Carried Interest, Again
March 5, 2013 at 11:51 am
The Times allowed two op-ed pieces over three days calling for an end to the capital gains tax treatment of carried interest earned by managers of investment partnerships. Yet when someone wants to defend the current tax treatment, the article isn't allowed into the physical newspaper at all, but shunted into the online "Dealbook" area. From the article, by Steve Judge, the president and chief executive of the Private Equity Growth Capital Council:
The aristocratic argument presented by Ms. de Rothschild and others that capital gains treatment should only be available to those with money to invest would advance a policy that puts a higher value on financial contributions than vision, hard work and other forms of "sweat equity."
The underlying principle is no different than two friends who partner together to purchase a restaurant.

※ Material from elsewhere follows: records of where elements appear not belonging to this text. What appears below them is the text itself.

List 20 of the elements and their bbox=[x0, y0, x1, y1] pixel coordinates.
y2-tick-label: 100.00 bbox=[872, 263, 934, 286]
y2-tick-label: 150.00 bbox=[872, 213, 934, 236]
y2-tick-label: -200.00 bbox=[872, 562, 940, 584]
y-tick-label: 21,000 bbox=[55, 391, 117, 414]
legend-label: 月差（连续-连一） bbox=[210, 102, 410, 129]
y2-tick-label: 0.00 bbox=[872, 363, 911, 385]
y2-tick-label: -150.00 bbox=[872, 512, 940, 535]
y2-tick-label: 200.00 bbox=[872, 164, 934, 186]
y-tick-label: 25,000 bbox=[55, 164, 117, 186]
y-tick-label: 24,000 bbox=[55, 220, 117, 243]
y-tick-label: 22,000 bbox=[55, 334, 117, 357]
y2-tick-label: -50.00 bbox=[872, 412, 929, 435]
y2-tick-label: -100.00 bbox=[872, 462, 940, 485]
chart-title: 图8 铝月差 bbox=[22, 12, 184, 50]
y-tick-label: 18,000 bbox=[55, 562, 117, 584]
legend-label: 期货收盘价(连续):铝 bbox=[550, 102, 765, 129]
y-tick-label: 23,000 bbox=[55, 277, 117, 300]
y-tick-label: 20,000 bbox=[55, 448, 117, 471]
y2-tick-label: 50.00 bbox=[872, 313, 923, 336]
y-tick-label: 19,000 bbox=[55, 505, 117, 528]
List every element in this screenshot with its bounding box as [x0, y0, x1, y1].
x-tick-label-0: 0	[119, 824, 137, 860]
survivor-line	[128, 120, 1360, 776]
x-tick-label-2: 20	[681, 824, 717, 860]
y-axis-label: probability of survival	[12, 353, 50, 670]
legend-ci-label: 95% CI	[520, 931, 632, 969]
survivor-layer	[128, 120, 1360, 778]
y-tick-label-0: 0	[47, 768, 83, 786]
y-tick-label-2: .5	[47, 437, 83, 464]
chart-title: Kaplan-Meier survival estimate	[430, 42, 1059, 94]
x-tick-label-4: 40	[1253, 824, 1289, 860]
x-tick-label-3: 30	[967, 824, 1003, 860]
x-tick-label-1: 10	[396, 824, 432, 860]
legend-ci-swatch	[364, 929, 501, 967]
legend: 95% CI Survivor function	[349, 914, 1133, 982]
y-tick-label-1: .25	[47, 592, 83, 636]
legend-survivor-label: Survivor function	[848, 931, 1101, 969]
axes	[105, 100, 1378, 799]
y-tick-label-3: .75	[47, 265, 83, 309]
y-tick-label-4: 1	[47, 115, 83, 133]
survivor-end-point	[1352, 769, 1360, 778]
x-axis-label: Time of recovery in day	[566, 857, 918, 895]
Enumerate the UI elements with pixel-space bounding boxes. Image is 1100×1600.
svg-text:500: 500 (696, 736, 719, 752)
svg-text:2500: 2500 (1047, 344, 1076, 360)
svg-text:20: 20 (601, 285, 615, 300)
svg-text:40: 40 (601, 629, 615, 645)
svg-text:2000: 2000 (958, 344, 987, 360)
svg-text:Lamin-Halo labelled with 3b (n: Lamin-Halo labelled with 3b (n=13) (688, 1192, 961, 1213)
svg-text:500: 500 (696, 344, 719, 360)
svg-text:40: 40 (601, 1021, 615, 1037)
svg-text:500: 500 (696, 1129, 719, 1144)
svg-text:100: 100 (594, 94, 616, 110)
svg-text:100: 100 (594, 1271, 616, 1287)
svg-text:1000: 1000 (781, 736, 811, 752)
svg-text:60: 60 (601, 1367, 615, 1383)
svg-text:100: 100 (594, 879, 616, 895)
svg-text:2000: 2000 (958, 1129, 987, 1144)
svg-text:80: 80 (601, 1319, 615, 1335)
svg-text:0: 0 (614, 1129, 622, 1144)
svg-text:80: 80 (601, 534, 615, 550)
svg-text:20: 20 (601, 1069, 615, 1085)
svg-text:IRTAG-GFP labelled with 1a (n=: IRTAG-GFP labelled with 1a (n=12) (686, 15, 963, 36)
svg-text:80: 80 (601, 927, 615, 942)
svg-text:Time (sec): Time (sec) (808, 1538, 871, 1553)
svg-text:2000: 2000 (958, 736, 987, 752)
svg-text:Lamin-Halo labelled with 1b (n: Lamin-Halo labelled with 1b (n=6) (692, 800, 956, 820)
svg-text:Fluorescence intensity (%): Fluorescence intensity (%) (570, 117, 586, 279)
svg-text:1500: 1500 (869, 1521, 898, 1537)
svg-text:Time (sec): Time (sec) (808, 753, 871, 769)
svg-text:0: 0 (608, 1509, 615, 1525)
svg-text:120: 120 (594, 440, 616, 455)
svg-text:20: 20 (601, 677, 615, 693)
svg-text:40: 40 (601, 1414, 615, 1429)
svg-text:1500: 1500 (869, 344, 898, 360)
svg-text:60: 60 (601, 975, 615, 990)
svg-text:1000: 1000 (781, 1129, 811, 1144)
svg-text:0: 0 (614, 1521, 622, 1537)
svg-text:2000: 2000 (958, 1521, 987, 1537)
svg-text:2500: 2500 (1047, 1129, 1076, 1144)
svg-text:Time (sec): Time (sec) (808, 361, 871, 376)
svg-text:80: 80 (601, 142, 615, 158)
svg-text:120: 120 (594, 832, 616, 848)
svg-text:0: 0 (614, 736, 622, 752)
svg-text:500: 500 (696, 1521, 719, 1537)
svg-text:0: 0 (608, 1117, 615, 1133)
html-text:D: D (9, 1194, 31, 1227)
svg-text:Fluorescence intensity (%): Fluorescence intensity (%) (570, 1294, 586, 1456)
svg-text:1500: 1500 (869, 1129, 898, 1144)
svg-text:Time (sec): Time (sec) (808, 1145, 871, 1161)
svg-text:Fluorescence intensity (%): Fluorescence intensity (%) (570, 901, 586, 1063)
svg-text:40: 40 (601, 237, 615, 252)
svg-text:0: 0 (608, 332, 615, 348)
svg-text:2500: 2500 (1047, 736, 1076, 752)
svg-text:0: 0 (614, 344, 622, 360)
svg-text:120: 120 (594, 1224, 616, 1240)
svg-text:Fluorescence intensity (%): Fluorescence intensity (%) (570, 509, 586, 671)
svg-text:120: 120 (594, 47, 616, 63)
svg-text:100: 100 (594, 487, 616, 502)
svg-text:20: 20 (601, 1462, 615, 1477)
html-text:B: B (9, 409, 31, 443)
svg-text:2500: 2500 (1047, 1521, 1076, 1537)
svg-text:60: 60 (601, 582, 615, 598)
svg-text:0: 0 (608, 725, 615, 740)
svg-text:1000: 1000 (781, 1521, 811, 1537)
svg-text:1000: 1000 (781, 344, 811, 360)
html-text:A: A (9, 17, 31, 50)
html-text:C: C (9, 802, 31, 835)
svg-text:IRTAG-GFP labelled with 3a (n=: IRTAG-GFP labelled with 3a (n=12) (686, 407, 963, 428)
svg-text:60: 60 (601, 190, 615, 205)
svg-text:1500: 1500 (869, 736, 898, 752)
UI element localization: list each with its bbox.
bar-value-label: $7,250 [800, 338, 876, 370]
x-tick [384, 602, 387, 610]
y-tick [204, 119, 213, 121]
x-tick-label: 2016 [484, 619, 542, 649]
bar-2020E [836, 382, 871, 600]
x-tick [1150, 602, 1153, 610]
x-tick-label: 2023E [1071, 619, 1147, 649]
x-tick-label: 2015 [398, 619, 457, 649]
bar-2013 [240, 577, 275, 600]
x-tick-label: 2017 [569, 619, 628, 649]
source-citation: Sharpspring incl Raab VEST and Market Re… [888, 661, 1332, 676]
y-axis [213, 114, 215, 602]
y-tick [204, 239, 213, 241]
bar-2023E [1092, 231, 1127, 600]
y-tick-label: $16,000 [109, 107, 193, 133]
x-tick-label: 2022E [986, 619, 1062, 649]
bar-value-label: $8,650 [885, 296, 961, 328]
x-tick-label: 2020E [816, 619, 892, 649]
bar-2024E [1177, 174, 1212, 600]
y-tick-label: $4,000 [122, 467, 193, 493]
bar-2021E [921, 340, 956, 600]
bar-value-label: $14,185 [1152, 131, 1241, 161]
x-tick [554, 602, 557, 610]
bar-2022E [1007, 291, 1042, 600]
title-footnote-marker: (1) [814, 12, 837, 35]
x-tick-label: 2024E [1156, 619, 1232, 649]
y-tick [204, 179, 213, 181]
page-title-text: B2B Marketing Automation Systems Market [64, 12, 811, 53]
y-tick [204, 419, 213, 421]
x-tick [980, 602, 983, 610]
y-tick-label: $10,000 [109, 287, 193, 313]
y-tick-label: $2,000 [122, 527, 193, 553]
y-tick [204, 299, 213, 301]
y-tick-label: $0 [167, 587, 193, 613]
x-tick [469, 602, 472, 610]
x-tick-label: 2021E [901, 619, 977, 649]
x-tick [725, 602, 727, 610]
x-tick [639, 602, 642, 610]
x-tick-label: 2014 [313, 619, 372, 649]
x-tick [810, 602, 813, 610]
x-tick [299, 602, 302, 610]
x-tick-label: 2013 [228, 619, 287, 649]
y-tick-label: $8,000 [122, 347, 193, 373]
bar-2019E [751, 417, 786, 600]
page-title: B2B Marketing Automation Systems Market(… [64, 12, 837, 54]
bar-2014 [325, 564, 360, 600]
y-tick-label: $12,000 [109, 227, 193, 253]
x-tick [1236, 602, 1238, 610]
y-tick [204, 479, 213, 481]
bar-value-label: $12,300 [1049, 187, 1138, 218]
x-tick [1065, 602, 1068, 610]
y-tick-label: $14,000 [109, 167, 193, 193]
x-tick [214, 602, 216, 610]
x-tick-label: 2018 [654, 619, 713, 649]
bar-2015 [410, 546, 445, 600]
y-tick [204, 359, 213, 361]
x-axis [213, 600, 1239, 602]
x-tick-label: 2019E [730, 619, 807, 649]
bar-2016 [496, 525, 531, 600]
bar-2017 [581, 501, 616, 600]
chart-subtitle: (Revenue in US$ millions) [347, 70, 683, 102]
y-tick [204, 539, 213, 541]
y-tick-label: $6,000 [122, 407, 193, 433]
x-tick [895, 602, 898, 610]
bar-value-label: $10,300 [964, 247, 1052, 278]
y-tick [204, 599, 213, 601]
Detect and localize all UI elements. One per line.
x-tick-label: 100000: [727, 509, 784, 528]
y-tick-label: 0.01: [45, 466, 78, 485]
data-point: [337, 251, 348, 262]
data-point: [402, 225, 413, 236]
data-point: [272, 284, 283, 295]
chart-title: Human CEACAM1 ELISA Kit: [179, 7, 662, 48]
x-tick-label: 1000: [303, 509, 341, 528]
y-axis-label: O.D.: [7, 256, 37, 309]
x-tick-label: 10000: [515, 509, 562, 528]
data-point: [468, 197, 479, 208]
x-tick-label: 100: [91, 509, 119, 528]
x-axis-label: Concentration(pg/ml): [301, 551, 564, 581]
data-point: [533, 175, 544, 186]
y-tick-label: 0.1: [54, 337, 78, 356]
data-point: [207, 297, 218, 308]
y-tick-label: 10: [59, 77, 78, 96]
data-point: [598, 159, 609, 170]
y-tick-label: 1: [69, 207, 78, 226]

One might bring capital and the other brings expertise. The restaurant could be in disrepair or a great concept that needs additional capital to expand. The chef identifies the restaurant to buy and possesses the skills to manage the restaurant and add value to the enterprise over time. The friend has the capital to invest, but doesn't possess the operational or investment skills to generate a return.
When they sell the restaurant years later, both partners receive capital gains treatment on their long-term investment. A private equity partnership works in the same way. This is Partnership Law 101.
… The Joint Committee on Taxation, a nonpartisan committee of Congress, has pegged the additional revenue from carried interest at just $16.85 billion over 10 years. The joint committee estimate even includes the controversial enterprise value provision, which experts believe constitutes two-thirds of the total revenue assumption.
We had pointed out here at Smartertimes that one of the Times op-eds got the revenue estimate wrong, mistakenly confusing single-year numbers with ten-year numbers. Yet the Times has yet to correct the mistake.